Farkındalıklarımızı arttırarak hem geçmişle, hem de geleceğimizle barışabiliriz.
Geçmiş, yaşandı ve bitti. Gelecek henüz yok. Şimdi var ve şimdi, şu anda her şey mümkün.
Bütün semavi dinlerde, kadim toplulukların öğretilerinde zaman
kavramından bahsedilir.
Arifler ‘’ tasavvuf, zamanın ilmini bilmektir ‘’ derler.
Sufiler ‘’ Dem bu demdir bu dem ‘’ derken andan bahseder.
An, bu andır. Başka an yoktur.
Robert Frager da “Kalp Nefs ve Ruh – Sufi psikolojisinde gelişim, denge ve uyum’’ adlı kitabında anda kalmaktan bahsediyor sıklıkla
‘’ Birini dinlerken kendinizi tamamıyla o dinlemeye verin, anda kalın’’ diyor.
Ama en delici cümle bundan sonra geliyor. “ Eğer karşınızdakini dinleyemezsiniz Allah’ı nasıl dinleyeceksin?”
Anda kalmak; Bize sunulan bütün nimetlerin farkına varmak demektir.
Anda kalmak; Geçmişin keşkelerinden ve geleceğin vesvesesinden sıyrılmak demektir
Anda kalmak; Aldığımız nefese, içtiğimiz çayın buruk tadına, kokladığımız bir çiçeğin güzelliğine, bir çocuğun gülümsemesine, bir dost selamına şükretmek demektir.

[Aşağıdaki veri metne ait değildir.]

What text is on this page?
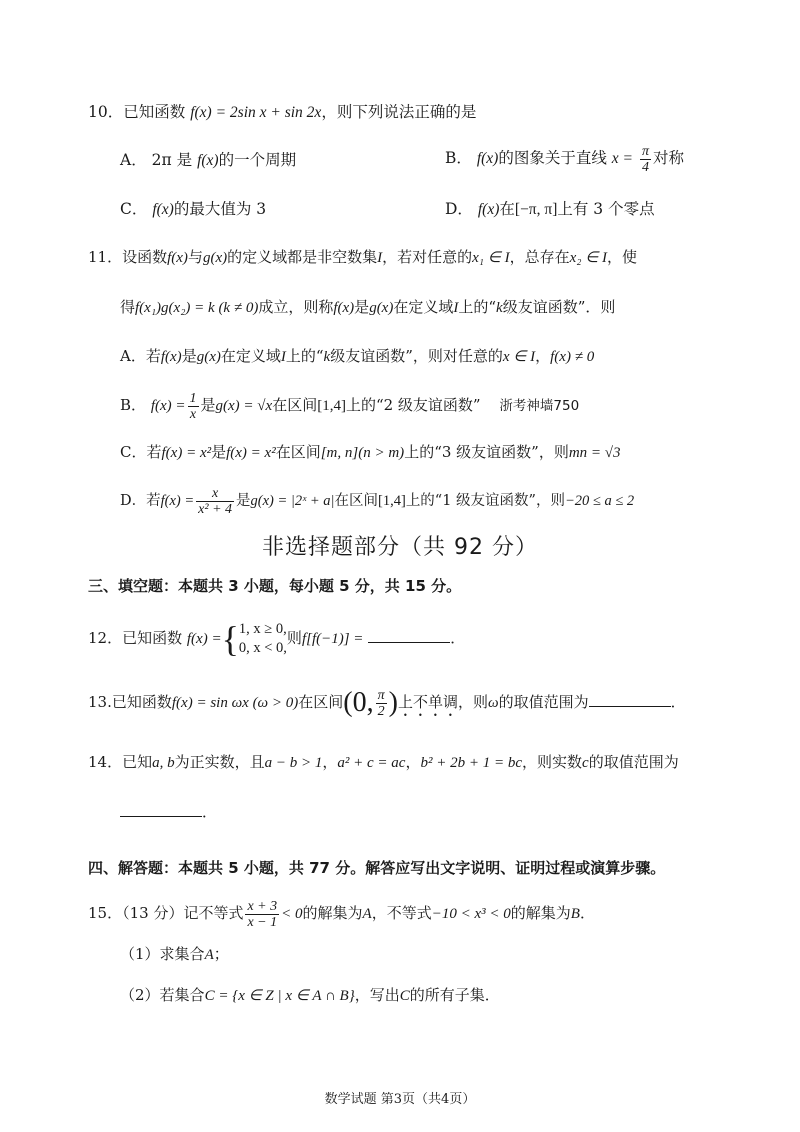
10．已知函数 f(x) = 2sin x + sin 2x，则下列说法正确的是
A． 2π 是 f(x)的一个周期	B． f(x)的图象关于直线 $x = \frac{\pi}{4}$ 对称
C． f(x)的最大值为 3	D． f(x)在[−π, π]上有 3 个零点
11．设函数f(x)与g(x)的定义域都是非空数集I，若对任意的x₁ ∈ I，总存在x₂ ∈ I，使
得f(x₁)g(x₂) = k (k ≠ 0)成立，则称f(x)是g(x)在定义域I上的“k级友谊函数”．则
A．若f(x)是g(x)在定义域I上的“k级友谊函数”，则对任意的x ∈ I，f(x) ≠ 0
B． $f(x) = \frac{1}{x}$ 是g(x) = √x在区间[1,4]上的“2 级友谊函数” 浙考神墙750
C．若f(x) = x²是f(x) = x²在区间[m, n](n > m)上的“3 级友谊函数”，则mn = √3
D．若$f(x) = \frac{x}{\text{x² + 4}}$ 是g(x) = |2ˣ + a|在区间[1,4]上的“1 级友谊函数”，则−20 ≤ a ≤ 2
非选择题部分（共 92 分）
三、填空题：本题共 3 小题，每小题 5 分，共 15 分。
12．已知函数 f(x) ={ 1, x ≥ 0,
0, x < 0,
则f[f(−1)] =	．
13.已知函数f(x) = sin ωx (ω > 0)在区间(0, $\frac{\pi}{2}$ )上不单调，则ω的取值范围为	．
14．已知a, b为正实数，且a − b > 1，a² + c = ac，b² + 2b + 1 = bc，则实数c的取值范围为
．
四、解答题：本题共 5 小题，共 77 分。解答应写出文字说明、证明过程或演算步骤。
15．（13 分）记不等式 $\frac{x + 3}{x - 1} < 0$的解集为A，不等式−10 < x³ < 0的解集为B．
（1）求集合A；
（2）若集合C = {x ∈ Z | x ∈ A ∩ B}，写出C的所有子集．
数学试题 第3页（共4页）
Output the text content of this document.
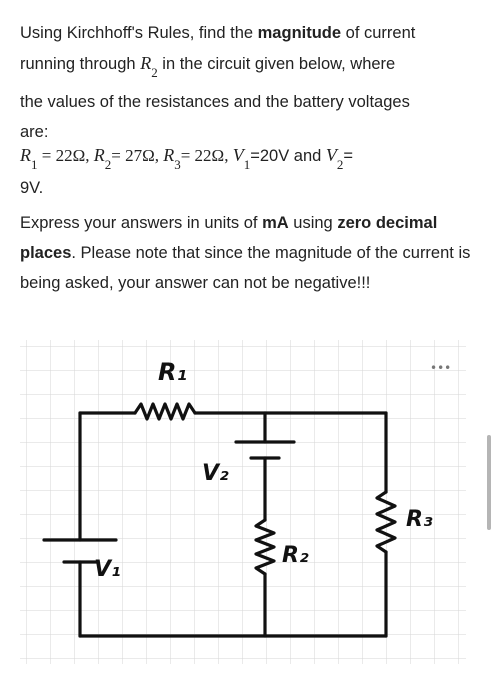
Using Kirchhoff's Rules, find the magnitude of current
running through $R_2$ in the circuit given below, where
the values of the resistances and the battery voltages
are:
$R_1 = 22\Omega$, $R_2= 27\Omega$, $R_3= 22\Omega$, $V_1=20V$ and $V_2=$
9V.
Express your answers in units of mA using zero decimal places. Please note that since the magnitude of the current is being asked, your answer can not be negative!!!
R₁
V₂
R₃
R₂
V₁
•••
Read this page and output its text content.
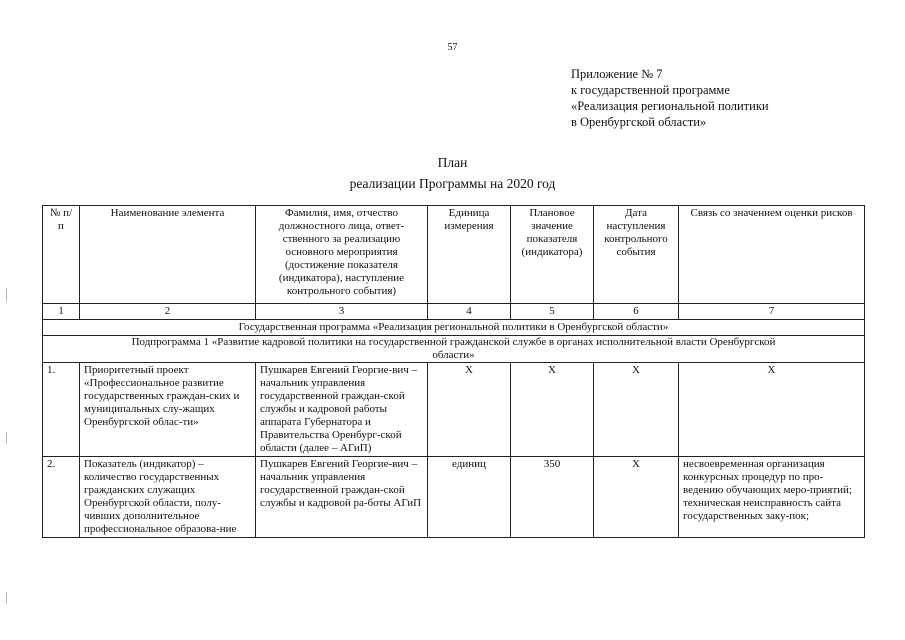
57
Приложение № 7
к государственной программе
«Реализация региональной политики
в Оренбургской области»
План
реализации Программы на 2020 год
№ п/п	Наименование элемента	Фамилия, имя, отчество должностного лица, ответ-ственного за реализацию основного мероприятия (достижение показателя (индикатора), наступление контрольного события)	Единица измерения	Плановое значение показателя (индикатора)	Дата наступления контрольного события	Связь со значением оценки рисков
1	2	3	4	5	6	7
Государственная программа «Реализация региональной политики в Оренбургской области»						
Подпрограмма 1 «Развитие кадровой политики на государственной гражданской службе в органах исполнительной власти Оренбургской области»						
1.	Приоритетный проект «Профессиональное развитие государственных граждан-ских и муниципальных слу-жащих Оренбургской облас-ти»	Пушкарев Евгений Георгие-вич – начальник управления государственной граждан-ской службы и кадровой работы аппарата Губернатора и Правительства Оренбург-ской области (далее – АГиП)	X	X	X	X
2.	Показатель (индикатор) – количество государственных гражданских служащих Оренбургской области, полу-чивших дополнительное профессиональное образова-ние	Пушкарев Евгений Георгие-вич – начальник управления государственной граждан-ской службы и кадровой ра-боты АГиП	единиц	350	X	несвоевременная организация конкурсных процедур по про-ведению обучающих меро-приятий;
техническая неисправность сайта государственных заку-пок;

Anda kalmak ; “ Bir “ lik yolunda olmak demektir. Telaşsız, sevgiyle ve şükürle geleni kabul etmektir.
Hayat anlardan ibarettir. Siz o anları nasıl doldurursanız, öyle olur. Hayata rağmen değil, hayatla birlikte akabilmek umuduyla.